I haven't been since they expanded and built a dedicated bar area out the back/down the side.

They've always been good for food and carried a few decent bottles, but they now have 6 (I think) taps.
S&W Jasper, Bright Blowhard, Warsteiner and a few others. They are changing regularly too, apparently.

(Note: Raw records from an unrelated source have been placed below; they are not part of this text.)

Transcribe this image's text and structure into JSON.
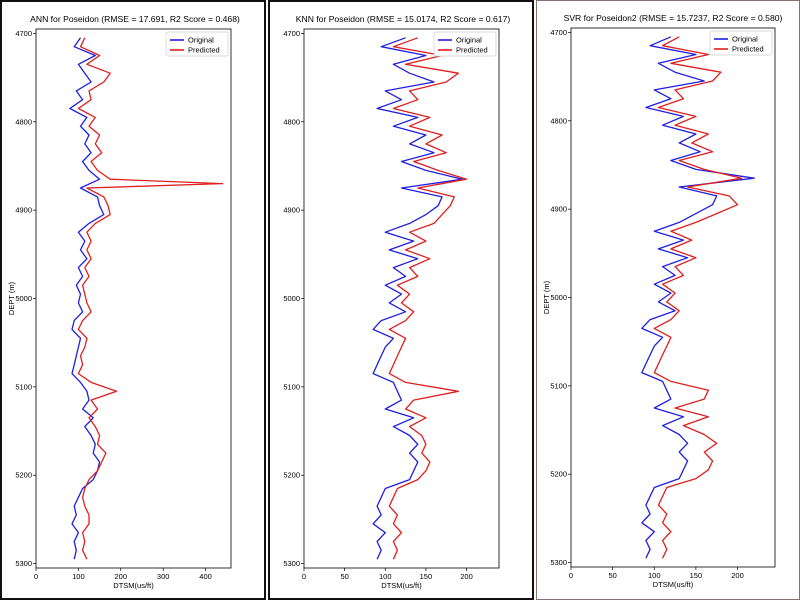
{
  "chart_data": [
    {
      "type": "line",
      "title": "ANN for Poseidon (RMSE = 17.691, R2 Score = 0.468)",
      "xlabel": "DTSM(us/ft)",
      "ylabel": "DEPT (m)",
      "xlim": [
        0,
        460
      ],
      "ylim": [
        5305,
        4695
      ],
      "xticks": [
        "0",
        "100",
        "200",
        "300",
        "400"
      ],
      "yticks": [
        "4700",
        "4800",
        "4900",
        "5000",
        "5100",
        "5200",
        "5300"
      ],
      "legend": {
        "position": "top-right",
        "entries": [
          "Original",
          "Predicted"
        ]
      },
      "colors": {
        "Original": "#1f1fe0",
        "Predicted": "#e01f1f"
      },
      "series": [
        {
          "name": "Original",
          "depth": [
            4705,
            4715,
            4725,
            4735,
            4745,
            4755,
            4765,
            4775,
            4785,
            4795,
            4805,
            4815,
            4825,
            4835,
            4845,
            4855,
            4865,
            4875,
            4885,
            4895,
            4905,
            4915,
            4925,
            4935,
            4945,
            4955,
            4965,
            4975,
            4985,
            4995,
            5005,
            5015,
            5025,
            5035,
            5045,
            5055,
            5065,
            5075,
            5085,
            5095,
            5105,
            5115,
            5125,
            5135,
            5145,
            5155,
            5165,
            5175,
            5185,
            5195,
            5205,
            5215,
            5225,
            5235,
            5245,
            5255,
            5265,
            5275,
            5285,
            5295
          ],
          "values": [
            105,
            90,
            140,
            100,
            115,
            130,
            95,
            110,
            80,
            120,
            105,
            125,
            115,
            130,
            110,
            125,
            150,
            105,
            145,
            150,
            160,
            125,
            100,
            115,
            105,
            120,
            100,
            110,
            95,
            105,
            100,
            110,
            90,
            85,
            105,
            100,
            95,
            90,
            85,
            105,
            120,
            125,
            110,
            135,
            115,
            130,
            140,
            135,
            150,
            145,
            135,
            110,
            100,
            90,
            95,
            85,
            100,
            90,
            95,
            90
          ]
        },
        {
          "name": "Predicted",
          "depth": [
            4705,
            4715,
            4725,
            4735,
            4745,
            4755,
            4765,
            4775,
            4785,
            4795,
            4805,
            4815,
            4825,
            4835,
            4845,
            4855,
            4865,
            4870,
            4875,
            4885,
            4895,
            4905,
            4915,
            4925,
            4935,
            4945,
            4955,
            4965,
            4975,
            4985,
            4995,
            5005,
            5015,
            5025,
            5035,
            5045,
            5055,
            5065,
            5075,
            5085,
            5095,
            5105,
            5115,
            5125,
            5135,
            5145,
            5155,
            5165,
            5175,
            5185,
            5195,
            5205,
            5215,
            5225,
            5235,
            5245,
            5255,
            5265,
            5275,
            5285,
            5295
          ],
          "values": [
            115,
            105,
            150,
            120,
            175,
            160,
            125,
            130,
            100,
            140,
            125,
            150,
            140,
            155,
            130,
            145,
            175,
            440,
            120,
            160,
            170,
            175,
            140,
            120,
            130,
            120,
            130,
            115,
            125,
            110,
            115,
            120,
            130,
            110,
            100,
            120,
            115,
            105,
            110,
            100,
            130,
            190,
            130,
            145,
            125,
            140,
            150,
            145,
            165,
            155,
            145,
            125,
            115,
            110,
            115,
            125,
            125,
            110,
            115,
            110,
            120
          ]
        }
      ]
    },
    {
      "type": "line",
      "title": "KNN for Poseidon (RMSE = 15.0174, R2 Score = 0.617)",
      "xlabel": "DTSM(us/ft)",
      "ylabel": "",
      "xlim": [
        0,
        240
      ],
      "ylim": [
        5305,
        4695
      ],
      "xticks": [
        "0",
        "50",
        "100",
        "150",
        "200"
      ],
      "yticks": [
        "4700",
        "4800",
        "4900",
        "5000",
        "5100",
        "5200",
        "5300"
      ],
      "legend": {
        "position": "top-right",
        "entries": [
          "Original",
          "Predicted"
        ]
      },
      "colors": {
        "Original": "#1f1fe0",
        "Predicted": "#e01f1f"
      },
      "series": [
        {
          "name": "Original",
          "depth": [
            4705,
            4715,
            4725,
            4735,
            4745,
            4755,
            4765,
            4775,
            4785,
            4795,
            4805,
            4815,
            4825,
            4835,
            4845,
            4855,
            4865,
            4875,
            4885,
            4895,
            4905,
            4915,
            4925,
            4935,
            4945,
            4955,
            4965,
            4975,
            4985,
            4995,
            5005,
            5015,
            5025,
            5035,
            5045,
            5055,
            5065,
            5075,
            5085,
            5095,
            5105,
            5115,
            5125,
            5135,
            5145,
            5155,
            5165,
            5175,
            5185,
            5195,
            5205,
            5215,
            5225,
            5235,
            5245,
            5255,
            5265,
            5275,
            5285,
            5295
          ],
          "values": [
            125,
            95,
            150,
            110,
            130,
            160,
            100,
            120,
            90,
            140,
            110,
            150,
            130,
            160,
            120,
            150,
            195,
            120,
            170,
            165,
            150,
            130,
            100,
            135,
            105,
            140,
            110,
            125,
            100,
            120,
            105,
            125,
            95,
            85,
            110,
            100,
            95,
            90,
            85,
            110,
            115,
            120,
            100,
            135,
            110,
            130,
            140,
            130,
            140,
            135,
            130,
            100,
            95,
            90,
            95,
            85,
            100,
            90,
            95,
            90
          ]
        },
        {
          "name": "Predicted",
          "depth": [
            4705,
            4715,
            4725,
            4735,
            4745,
            4755,
            4765,
            4775,
            4785,
            4795,
            4805,
            4815,
            4825,
            4835,
            4845,
            4855,
            4865,
            4875,
            4885,
            4895,
            4905,
            4915,
            4925,
            4935,
            4945,
            4955,
            4965,
            4975,
            4985,
            4995,
            5005,
            5015,
            5025,
            5035,
            5045,
            5055,
            5065,
            5075,
            5085,
            5095,
            5105,
            5115,
            5125,
            5135,
            5145,
            5155,
            5165,
            5175,
            5185,
            5195,
            5205,
            5215,
            5225,
            5235,
            5245,
            5255,
            5265,
            5275,
            5285,
            5295
          ],
          "values": [
            140,
            110,
            170,
            125,
            190,
            175,
            130,
            140,
            110,
            155,
            130,
            170,
            150,
            175,
            135,
            165,
            200,
            140,
            185,
            180,
            170,
            160,
            130,
            150,
            125,
            155,
            130,
            140,
            115,
            130,
            120,
            135,
            125,
            105,
            125,
            120,
            115,
            110,
            105,
            125,
            190,
            135,
            125,
            150,
            130,
            145,
            150,
            145,
            155,
            150,
            140,
            115,
            110,
            105,
            115,
            110,
            120,
            110,
            115,
            110
          ]
        }
      ]
    },
    {
      "type": "line",
      "title": "SVR for Poseidon2 (RMSE = 15.7237, R2 Score = 0.580)",
      "xlabel": "DTSM(us/ft)",
      "ylabel": "DEPT (m)",
      "xlim": [
        0,
        245
      ],
      "ylim": [
        5305,
        4695
      ],
      "xticks": [
        "0",
        "50",
        "100",
        "150",
        "200"
      ],
      "yticks": [
        "4700",
        "4800",
        "4900",
        "5000",
        "5100",
        "5200",
        "5300"
      ],
      "legend": {
        "position": "top-right",
        "entries": [
          "Original",
          "Predicted"
        ]
      },
      "colors": {
        "Original": "#1f1fe0",
        "Predicted": "#e01f1f"
      },
      "series": [
        {
          "name": "Original",
          "depth": [
            4705,
            4715,
            4725,
            4735,
            4745,
            4755,
            4765,
            4775,
            4785,
            4795,
            4805,
            4815,
            4825,
            4835,
            4845,
            4855,
            4865,
            4875,
            4885,
            4895,
            4905,
            4915,
            4925,
            4935,
            4945,
            4955,
            4965,
            4975,
            4985,
            4995,
            5005,
            5015,
            5025,
            5035,
            5045,
            5055,
            5065,
            5075,
            5085,
            5095,
            5105,
            5115,
            5125,
            5135,
            5145,
            5155,
            5165,
            5175,
            5185,
            5195,
            5205,
            5215,
            5225,
            5235,
            5245,
            5255,
            5265,
            5275,
            5285,
            5295
          ],
          "values": [
            120,
            95,
            150,
            105,
            125,
            160,
            100,
            120,
            90,
            135,
            110,
            150,
            130,
            155,
            120,
            150,
            220,
            130,
            175,
            170,
            150,
            130,
            100,
            135,
            105,
            140,
            110,
            125,
            100,
            120,
            105,
            125,
            95,
            85,
            110,
            100,
            95,
            90,
            85,
            110,
            115,
            120,
            100,
            135,
            110,
            130,
            140,
            130,
            140,
            135,
            130,
            100,
            95,
            90,
            95,
            85,
            100,
            90,
            95,
            90
          ]
        },
        {
          "name": "Predicted",
          "depth": [
            4705,
            4715,
            4725,
            4735,
            4745,
            4755,
            4765,
            4775,
            4785,
            4795,
            4805,
            4815,
            4825,
            4835,
            4845,
            4855,
            4865,
            4875,
            4885,
            4895,
            4905,
            4915,
            4925,
            4935,
            4945,
            4955,
            4965,
            4975,
            4985,
            4995,
            5005,
            5015,
            5025,
            5035,
            5045,
            5055,
            5065,
            5075,
            5085,
            5095,
            5105,
            5115,
            5125,
            5135,
            5145,
            5155,
            5165,
            5175,
            5185,
            5195,
            5205,
            5215,
            5225,
            5235,
            5245,
            5255,
            5265,
            5275,
            5285,
            5295
          ],
          "values": [
            130,
            110,
            165,
            120,
            180,
            170,
            125,
            135,
            105,
            150,
            125,
            165,
            145,
            170,
            130,
            160,
            205,
            140,
            190,
            200,
            175,
            150,
            120,
            145,
            120,
            150,
            125,
            135,
            110,
            125,
            115,
            130,
            120,
            100,
            120,
            115,
            110,
            105,
            100,
            120,
            165,
            160,
            125,
            165,
            135,
            160,
            175,
            160,
            170,
            165,
            150,
            115,
            110,
            105,
            115,
            110,
            120,
            110,
            115,
            110
          ]
        }
      ]
    }
  ]
}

Anyway, it's about time there was something decent in Ringwood. And, with The Public Brewery's new venue coming to Eastland in October, it's looking up around here.


----------



## Camo6 (20/8/15)

TPB's opening an outlet in Eastland? Awesome. Beats the two half decent choices on offer at Balsamic, before catching a flick.
I did my pre app next door to the Firehouse and enjoyed their coffee, pricey though it was. Didn't realise they had a decent beer offering. 
Cheers Dan, might have to make a trip into Ringwood soon. Oh, could probably pick up my honey while I'm at it!


----------



## Danwood (20/8/15)

Eastland/Public Brewery link...
http://thepublicbrewery.com.au/uncategorized/the-new-eastland-the-new-public-brewery

No, I never liked Balsamic either, Cam. I'd rather go across to Pancake Parlour. They quietly have a couple of decent bottles, MGoat etc.
Oh, and St Florian's do a gourmet snag fest (possibly smoked) with live blues music on Sundays. I'll be heading down to that the weekend after next.


----------



## MAX POWER (20/8/15)

Awesome. I was at firehouse for dinner last week. Saw the posters for St Florian's but never been.

This along with TPB is good news as I'll be moving to the area in a couple of years.


----------